Retour au salon. Caroline, topless, tétons dressés, string noir enfoncé entre ses fesses musclées, ose : ‘Et si j’allais demander l’avis de Théo ?’ Mon pouls s’emballe. La honte monte, chaude, poisseuse. Au lieu de hurler non, je hoche la tête. ‘Va.’ Elle trottine, escarpins claquant. Je les imagine : sa bouche sur sa queue, lui la pilonnant sur notre lit. Ma culotte violette trempe. Folle. Transgressée. Je mouille pour de vrai, le clito gonflé, la gorge sèche.

L’Approche : La Tentation Insoutenable

Les minutes s’étirent. Virginie essaie un top seins nus, shorty rouge. ‘Moi aussi, après Caroline.’ Rires gras. Elles se déshabillent toutes, corps offerts, en papotant de Théo. Mon ventre se noue, excitation et jalousie se mélangent. Caroline revient, rouge, essoufflée. ‘Théo flapi, mais ta bouche le remettra d’aplomb, Virginie.’ Stop. Je bondis dans la chambre. Théo ‘dort’. Pyjama tendu par une érection molle. Il ment. Il l’a baisée. La rage pulse, mais entre mes jambes, le feu.

Je paie, récupère le vibro télécommandé. Elles partent, cadeaux obscènes en main : pinces à nichons, boules de geisha. Seule avec lui. ‘Ne dors pas, Théo. Caroline ?’ ‘Bavardage innocent.’ Mensonge. Je palpe : mou. Vexée, je lui tourne le dos. Le matin, il me prend, bourrin, ignorant ma bouderie. Sa bite en moi, je jouis malgré tout, imaginant Caroline.

L’Explosion : Le Plaisir Défendu et Sauvage

Sophie m’écrit son histoire.

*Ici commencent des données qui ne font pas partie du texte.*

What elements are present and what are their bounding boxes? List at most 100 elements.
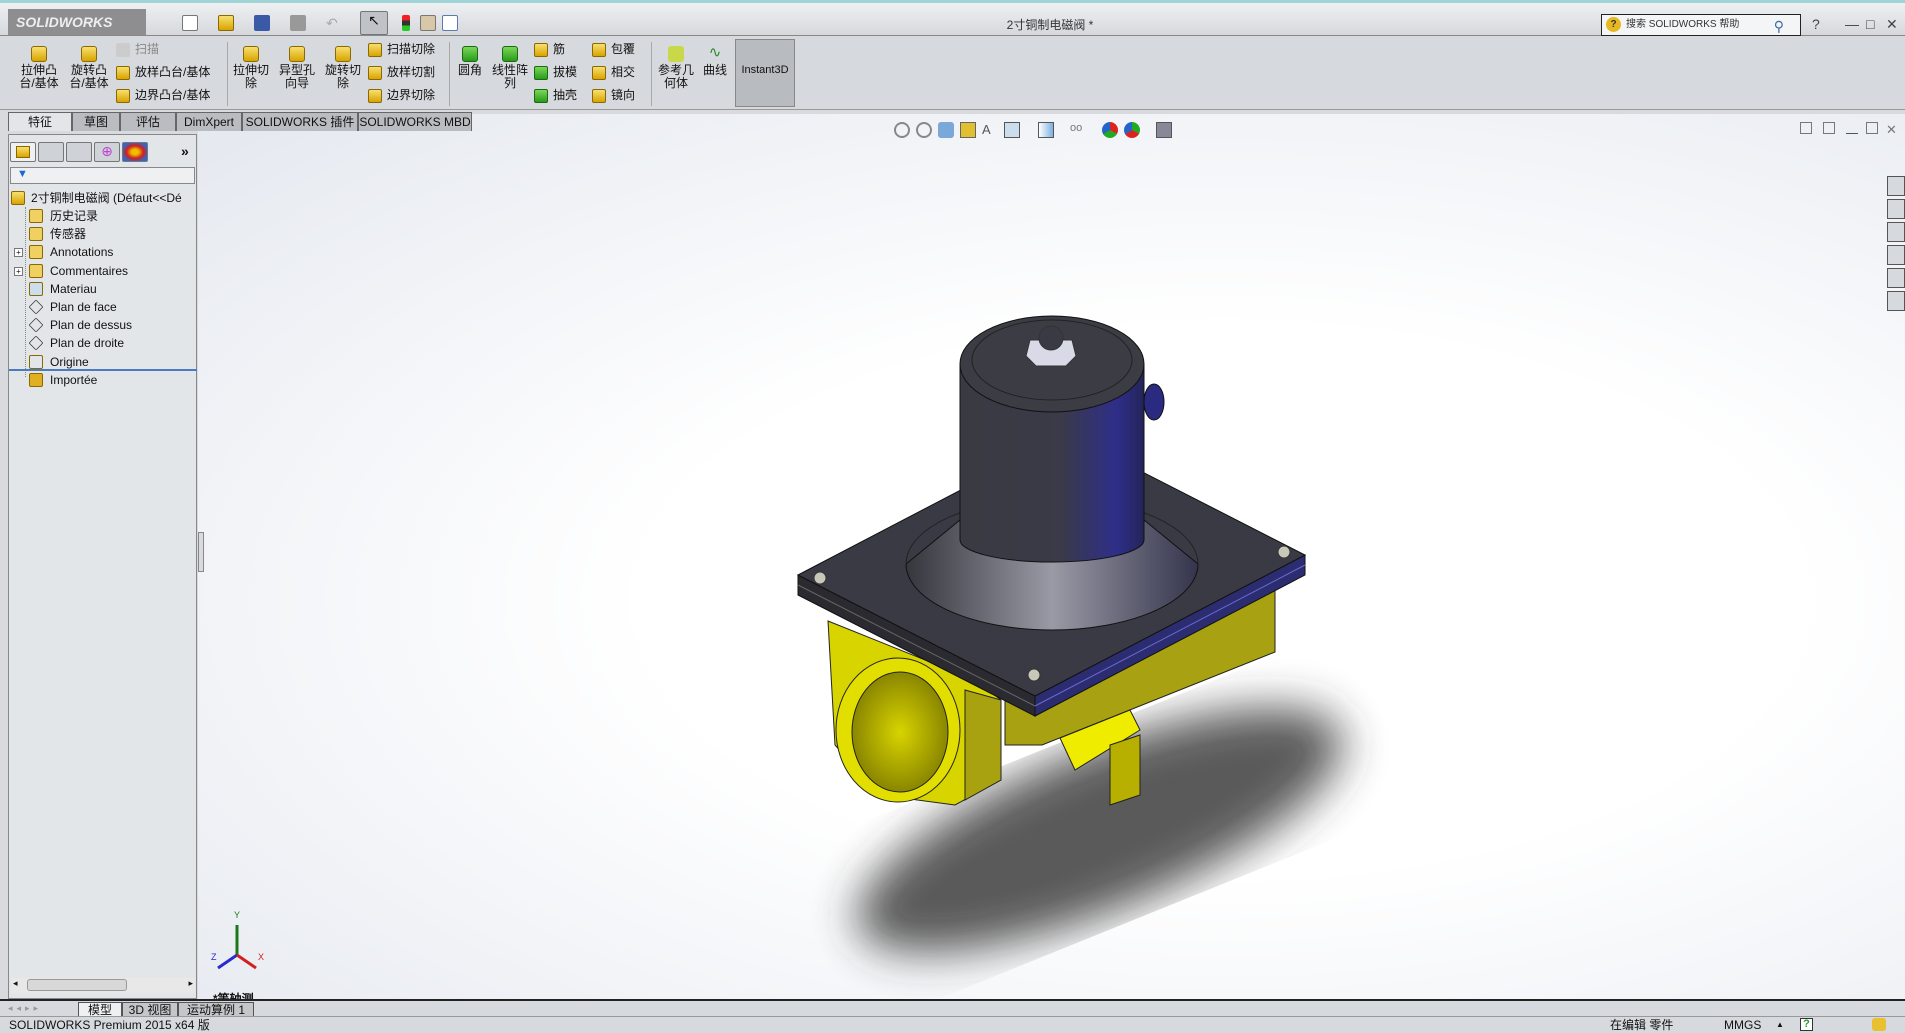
- design-library-icon[interactable]: [1887, 199, 1905, 219]
- tab-model[interactable]: 模型: [78, 1002, 122, 1017]
- split-view-icon[interactable]: [1800, 122, 1812, 134]
- viewport-close-icon[interactable]: ✕: [1886, 122, 1902, 138]
- wrap-button[interactable]: 包覆: [592, 40, 635, 58]
- sweep-boss-button[interactable]: 扫描: [116, 40, 159, 58]
- tree-root[interactable]: 2寸铜制电磁阀 (Défaut<<Dé: [9, 189, 197, 207]
- shell-button[interactable]: 抽壳: [534, 86, 577, 104]
- tree-item[interactable]: Plan de face: [9, 298, 197, 316]
- help-status-icon[interactable]: ?: [1800, 1018, 1813, 1031]
- tab-mbd[interactable]: SOLIDWORKS MBD: [358, 112, 472, 131]
- tree-item[interactable]: + Commentaires: [9, 262, 197, 280]
- tab-sketch[interactable]: 草图: [72, 112, 120, 131]
- revolve-cut-button[interactable]: 旋转切 除: [320, 46, 366, 90]
- expand-icon[interactable]: +: [14, 248, 23, 258]
- rebuild-icon[interactable]: [402, 15, 410, 31]
- solidworks-logo[interactable]: SOLIDWORKS: [8, 9, 146, 35]
- new-icon[interactable]: [182, 15, 198, 31]
- units-dropdown-icon[interactable]: ▲: [1776, 1017, 1784, 1033]
- rollback-bar[interactable]: [9, 369, 197, 371]
- sweep-cut-button[interactable]: 扫描切除: [368, 40, 435, 58]
- link-views-icon[interactable]: [1823, 122, 1835, 134]
- tree-filter-input[interactable]: ▼: [10, 167, 195, 184]
- boundary-boss-button[interactable]: 边界凸台/基体: [116, 86, 210, 104]
- tree-item[interactable]: 历史记录: [9, 207, 197, 225]
- options-icon[interactable]: [442, 15, 458, 31]
- fillet-button[interactable]: 圆角: [452, 46, 488, 77]
- apply-scene-icon[interactable]: [1124, 122, 1140, 138]
- tab-3d-views[interactable]: 3D 视图: [122, 1002, 178, 1017]
- tag-icon[interactable]: [1872, 1018, 1886, 1031]
- tab-motion-study[interactable]: 运动算例 1: [178, 1002, 254, 1017]
- tree-item[interactable]: Plan de dessus: [9, 316, 197, 334]
- appearances-icon[interactable]: [1887, 268, 1905, 288]
- dynamic-annotation-icon[interactable]: A: [982, 122, 998, 138]
- save-icon[interactable]: [254, 15, 270, 31]
- file-explorer-icon[interactable]: [1887, 222, 1905, 242]
- custom-properties-icon[interactable]: [1887, 291, 1905, 311]
- view-settings-icon[interactable]: [1156, 122, 1172, 138]
- help-button[interactable]: ?: [1812, 16, 1820, 32]
- intersect-button[interactable]: 相交: [592, 63, 635, 81]
- tab-dimxpert[interactable]: DimXpert: [176, 112, 242, 131]
- loft-cut-button[interactable]: 放样切割: [368, 63, 435, 81]
- open-icon[interactable]: [218, 15, 234, 31]
- expand-icon[interactable]: +: [14, 266, 23, 276]
- view-palette-icon[interactable]: [1887, 245, 1905, 265]
- mirror-button[interactable]: 镜向: [592, 86, 635, 104]
- loft-boss-button[interactable]: 放样凸台/基体: [116, 63, 210, 81]
- extrude-cut-button[interactable]: 拉伸切 除: [228, 46, 274, 90]
- rib-button[interactable]: 筋: [534, 40, 565, 58]
- help-search-input[interactable]: ? 搜索 SOLIDWORKS 帮助 ⚲: [1601, 14, 1801, 36]
- hide-show-items-icon[interactable]: oo: [1070, 122, 1086, 138]
- design-library-home-icon[interactable]: [1887, 176, 1905, 196]
- dimxpert-manager-tab[interactable]: ⊕: [94, 142, 120, 162]
- tree-item[interactable]: Origine: [9, 353, 197, 371]
- viewport-restore-icon[interactable]: [1866, 122, 1878, 134]
- expand-chevron-icon[interactable]: »: [181, 143, 189, 159]
- zoom-to-fit-icon[interactable]: [894, 122, 910, 138]
- maximize-button[interactable]: □: [1866, 16, 1874, 32]
- minimize-button[interactable]: —: [1845, 16, 1859, 32]
- scrollbar-thumb[interactable]: [27, 979, 127, 991]
- feature-manager-tab[interactable]: [10, 142, 36, 162]
- search-icon[interactable]: ⚲: [1774, 16, 1784, 36]
- instant3d-button[interactable]: Instant3D: [735, 39, 795, 107]
- tree-item[interactable]: Materiau: [9, 280, 197, 298]
- tree-item[interactable]: Importée: [9, 371, 197, 389]
- display-manager-tab[interactable]: [122, 142, 148, 162]
- print-icon[interactable]: [290, 15, 306, 31]
- section-view-icon[interactable]: [960, 122, 976, 138]
- graphics-viewport[interactable]: A oo ✕ *等轴测: [198, 114, 1905, 1006]
- close-button[interactable]: ✕: [1886, 16, 1898, 33]
- tab-features[interactable]: 特征: [8, 112, 72, 131]
- draft-button[interactable]: 拔模: [534, 63, 577, 81]
- tree-item[interactable]: 传感器: [9, 225, 197, 243]
- hole-wizard-button[interactable]: 异型孔 向导: [274, 46, 320, 90]
- view-orientation-icon[interactable]: [1004, 122, 1020, 138]
- reference-geometry-button[interactable]: 参考几 何体: [654, 46, 698, 90]
- tree-item[interactable]: + Annotations: [9, 243, 197, 261]
- file-properties-icon[interactable]: [420, 15, 436, 31]
- tab-evaluate[interactable]: 评估: [120, 112, 176, 131]
- horizontal-scrollbar[interactable]: ◂ ▸: [11, 978, 195, 993]
- panel-splitter-handle[interactable]: [198, 532, 204, 572]
- revolve-boss-button[interactable]: 旋转凸 台/基体: [64, 46, 114, 90]
- linear-pattern-button[interactable]: 线性阵 列: [488, 46, 532, 90]
- property-manager-tab[interactable]: [38, 142, 64, 162]
- zoom-to-area-icon[interactable]: [916, 122, 932, 138]
- extrude-boss-button[interactable]: 拉伸凸 台/基体: [14, 46, 64, 90]
- viewport-minimize-icon[interactable]: [1846, 132, 1858, 134]
- curves-button[interactable]: ∿ 曲线: [698, 45, 732, 77]
- configuration-manager-tab[interactable]: [66, 142, 92, 162]
- tree-item[interactable]: Plan de droite: [9, 334, 197, 352]
- select-icon[interactable]: ↖: [360, 11, 388, 35]
- previous-view-icon[interactable]: [938, 122, 954, 138]
- display-style-icon[interactable]: [1038, 122, 1054, 138]
- extrude-cut-icon: [243, 46, 259, 62]
- tab-addins[interactable]: SOLIDWORKS 插件: [242, 112, 358, 131]
- boundary-cut-button[interactable]: 边界切除: [368, 86, 435, 104]
- units-selector[interactable]: MMGS: [1724, 1017, 1761, 1033]
- undo-icon[interactable]: ↶: [326, 15, 342, 31]
- tab-scroll-arrows[interactable]: ◂◂▸▸: [8, 1003, 74, 1016]
- edit-appearance-icon[interactable]: [1102, 122, 1118, 138]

Stage, billet anonyme, menottes velours bleu, attachée nue, cuisses écartées. Théo surgit. Fin ouverte. Je l’imprime, le glisse où il le trouvera. Le soir, ‘Fais-moi l’amour, idiot !’ Il me lie : rubans soie, bras en croix, jambes ouvertes. Sa langue sur mon clito, doigts en moi. ‘Et si j’appelais mes potes ?’ L’idée explose. Inconnus sur moi, queues dures, bouches affamées. Je jouis, squirte, hurle. Honte brûlante qui vire au brasier.

Sa bite me ravage, coups de reins violents. ‘Salope, tu kiffes ça.’ ‘Oui, baise-moi pour eux.’ Souffle court dans l’obscurité, sueur collante, bruits de chair claquant. Mon trou palpite, rempli, étiré. Il grogne, gicle au fond. Extase défendue.

Il détache, embrasse. Silence lourd. Secret gravé. Le vibro ? Chez ses parents, il le glisse en moi sous la table, télécommande en main. Foule, supermarché : ondes qui me font trembler, jouir cachée. Menottes bleues pour mon stage. Il sait. Je sais. Tabous brisés, couple plus fort dans la transgression. Je disparais dans la nuit de nos vices, frissons secrets, trace effacée. Personne ne saura. Sauf toi, qui lis. Bises brûlantes.